Datafin

Python Engineer (Data) (CPT/JHB)

IT – Analyst, Data Management
Cape Town – Western Cape ~ Johannesburg – Gauteng

ENVIRONMENT:
A fast-paced & innovative Financial Institution seeks the technical expertise of a Python Engineer (Data) with strong AWS whose core focus will be to empower data consumers. You will contribute to the design and development of new cloud workloads for Platform & Product teams while maintaining and managing the existing cloud data environments.

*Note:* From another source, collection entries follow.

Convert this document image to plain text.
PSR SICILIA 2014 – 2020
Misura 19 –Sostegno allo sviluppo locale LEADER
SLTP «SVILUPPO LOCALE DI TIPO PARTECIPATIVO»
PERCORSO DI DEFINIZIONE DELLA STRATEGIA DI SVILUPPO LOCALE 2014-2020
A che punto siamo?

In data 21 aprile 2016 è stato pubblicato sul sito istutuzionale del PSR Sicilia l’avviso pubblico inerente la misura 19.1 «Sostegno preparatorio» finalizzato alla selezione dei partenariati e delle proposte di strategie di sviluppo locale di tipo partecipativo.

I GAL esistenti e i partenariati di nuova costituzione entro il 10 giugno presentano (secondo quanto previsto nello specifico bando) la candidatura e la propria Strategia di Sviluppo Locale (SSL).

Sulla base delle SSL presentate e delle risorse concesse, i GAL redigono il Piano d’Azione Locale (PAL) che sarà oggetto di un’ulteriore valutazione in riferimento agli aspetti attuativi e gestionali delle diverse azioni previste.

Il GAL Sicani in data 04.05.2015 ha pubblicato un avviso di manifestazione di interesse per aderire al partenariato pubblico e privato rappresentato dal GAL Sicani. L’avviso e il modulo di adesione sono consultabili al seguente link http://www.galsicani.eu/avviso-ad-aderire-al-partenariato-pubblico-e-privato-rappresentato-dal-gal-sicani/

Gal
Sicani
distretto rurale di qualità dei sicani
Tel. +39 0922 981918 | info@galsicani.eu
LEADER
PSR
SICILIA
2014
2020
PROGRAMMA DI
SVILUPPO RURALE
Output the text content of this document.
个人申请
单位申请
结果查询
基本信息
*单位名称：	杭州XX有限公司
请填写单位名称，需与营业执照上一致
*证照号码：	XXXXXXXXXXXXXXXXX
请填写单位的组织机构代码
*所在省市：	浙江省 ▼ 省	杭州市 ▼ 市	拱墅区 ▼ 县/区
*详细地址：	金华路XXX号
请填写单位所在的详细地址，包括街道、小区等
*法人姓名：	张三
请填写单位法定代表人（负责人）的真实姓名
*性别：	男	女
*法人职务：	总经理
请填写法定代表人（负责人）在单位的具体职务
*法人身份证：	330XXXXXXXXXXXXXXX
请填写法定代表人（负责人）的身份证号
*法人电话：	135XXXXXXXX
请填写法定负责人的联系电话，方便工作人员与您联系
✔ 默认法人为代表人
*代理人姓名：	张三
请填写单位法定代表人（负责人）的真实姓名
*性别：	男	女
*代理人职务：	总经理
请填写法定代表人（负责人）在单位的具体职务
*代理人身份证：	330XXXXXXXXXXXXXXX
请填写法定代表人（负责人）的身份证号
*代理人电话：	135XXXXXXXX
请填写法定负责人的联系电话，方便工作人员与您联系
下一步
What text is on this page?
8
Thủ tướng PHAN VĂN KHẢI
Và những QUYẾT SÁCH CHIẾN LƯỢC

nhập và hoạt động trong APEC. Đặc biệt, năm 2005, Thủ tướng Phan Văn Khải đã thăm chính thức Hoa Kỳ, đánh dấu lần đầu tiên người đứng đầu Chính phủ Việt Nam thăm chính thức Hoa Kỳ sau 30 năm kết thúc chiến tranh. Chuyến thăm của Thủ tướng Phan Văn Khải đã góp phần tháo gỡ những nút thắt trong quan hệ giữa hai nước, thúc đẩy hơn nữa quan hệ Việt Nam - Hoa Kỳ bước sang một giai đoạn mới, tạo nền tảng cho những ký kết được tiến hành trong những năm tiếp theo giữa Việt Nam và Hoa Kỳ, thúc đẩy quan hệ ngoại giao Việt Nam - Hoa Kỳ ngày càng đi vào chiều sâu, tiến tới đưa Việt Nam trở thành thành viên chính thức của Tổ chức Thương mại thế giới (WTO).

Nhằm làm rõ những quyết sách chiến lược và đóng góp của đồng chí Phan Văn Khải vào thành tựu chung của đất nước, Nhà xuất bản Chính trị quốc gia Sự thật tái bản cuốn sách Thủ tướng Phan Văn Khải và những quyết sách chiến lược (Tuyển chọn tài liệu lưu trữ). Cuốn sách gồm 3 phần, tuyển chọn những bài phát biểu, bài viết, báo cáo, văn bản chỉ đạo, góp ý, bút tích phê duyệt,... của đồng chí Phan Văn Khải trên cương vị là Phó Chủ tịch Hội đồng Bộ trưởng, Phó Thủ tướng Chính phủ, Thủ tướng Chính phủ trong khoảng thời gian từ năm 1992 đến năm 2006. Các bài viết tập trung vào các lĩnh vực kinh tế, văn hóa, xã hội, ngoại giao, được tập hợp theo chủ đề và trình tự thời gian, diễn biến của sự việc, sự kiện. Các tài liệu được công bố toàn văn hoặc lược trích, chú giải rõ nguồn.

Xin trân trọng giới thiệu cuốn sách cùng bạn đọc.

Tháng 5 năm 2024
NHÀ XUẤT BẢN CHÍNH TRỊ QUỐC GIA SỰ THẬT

The ideal candidate must possess a Bachelor’s Degree in IT or IT related field, have 3 – 5 years proven Computer Programming and Data Engineering experience and proven experience in AWS data stack (AWS Glue, AWS Redshift, AWS S3, AWS Lake Formation), Python, PySpark/Scala, operationalizing Batch and/or Realtime data pipelines, Git, CI/CD and any Infrastructure as Code tool such as Terraform.
 
DUTIES:
  • Contribute to the design and development of new cloud workloads for platform and product teams, to empower data consumers using data platforms to deliver client value.
  • Maintain and manage the existing cloud data environments and enable data producers to easily contribute to these environments.
  • Contribute to evolving the data platforms through sharing of knowledge, contributing new data features, and enhancing/streamlining existing processes e.g., improved re-use of code.
 
REQUIREMENTS:
Qualifications –
  • Bachelor’s Degree in Information Technology or Information Technology – Programming.
  • Honours Degree in Information Technology – Computer Science or Information Technology – Systems Engineering (Preferred).
 
Experience/Skills –
  • At least 3 years’ proven experience in Computer Programming and Data Engineering, together with a relevant 3-year tertiary qualification OR At least 4 – 5 years’ proven experience in Computer Programming and Data Engineering.
  • Proven experience in:
    • AWS data stack (AWS Glue, AWS Redshift, AWS S3, AWS Lake Formation).
    • Operationalizing Batch and/or Realtime data pipelines.
    • Python, PySpark, or Scala.
    • Version control in git, and CI/CD deployment.
    • Any Infrastructure as Code tool.
  • Relational database management systems.
  • Provisioning cloud resources using Infrastructure as Code (Terraform).
  • Core AWS services (S3, EC2, VPC, IAM).
  • Cloud data lake and warehouse concepts.
  • Software Testing practices.
  • Basic Terminal/bash usage.
  • Structured vs Unstructured data.
  • Clear criminal and credit record.
 
Ideal to have –
  • At least 3 years’ proven experience in cloud data engineering, particularly in AWS, together with a relevant 3-year tertiary qualification OR
  • At least 4-5 years’ proven experience in cloud data engineering, particularly in AWS.
  • Proven experience in:
    • Apache Spark, Hudi, Presto.
    • Distributed Systems (Apache Hadoop, Amazon EMR).
    • Advanced Shell Scripting.
    • Infrastructure as Code (Terraform).
  • AWS serverless services (Step Functions, Lambda, EventBridge, API Gateway).
  • AWS data lake and warehousing services (Glue, Lake Formation, EMR).
  • Data lake and warehouse architecture.
  • AWS Well-Architected Framework.
  • Collaboration tools (JIRA, Confluence, Draw.io).
  • Trusted insights into Data Governance, Data Management, Data Quality, Data Security and Master Data Management.
  • Solid understanding of:
    • Banking systems environment
    • Banking business model
 
ATTRIBUTES:
  • Analytical.
  • Communications skills
  • Interpersonal & Relationship Management skills.
  • Problem solving skills.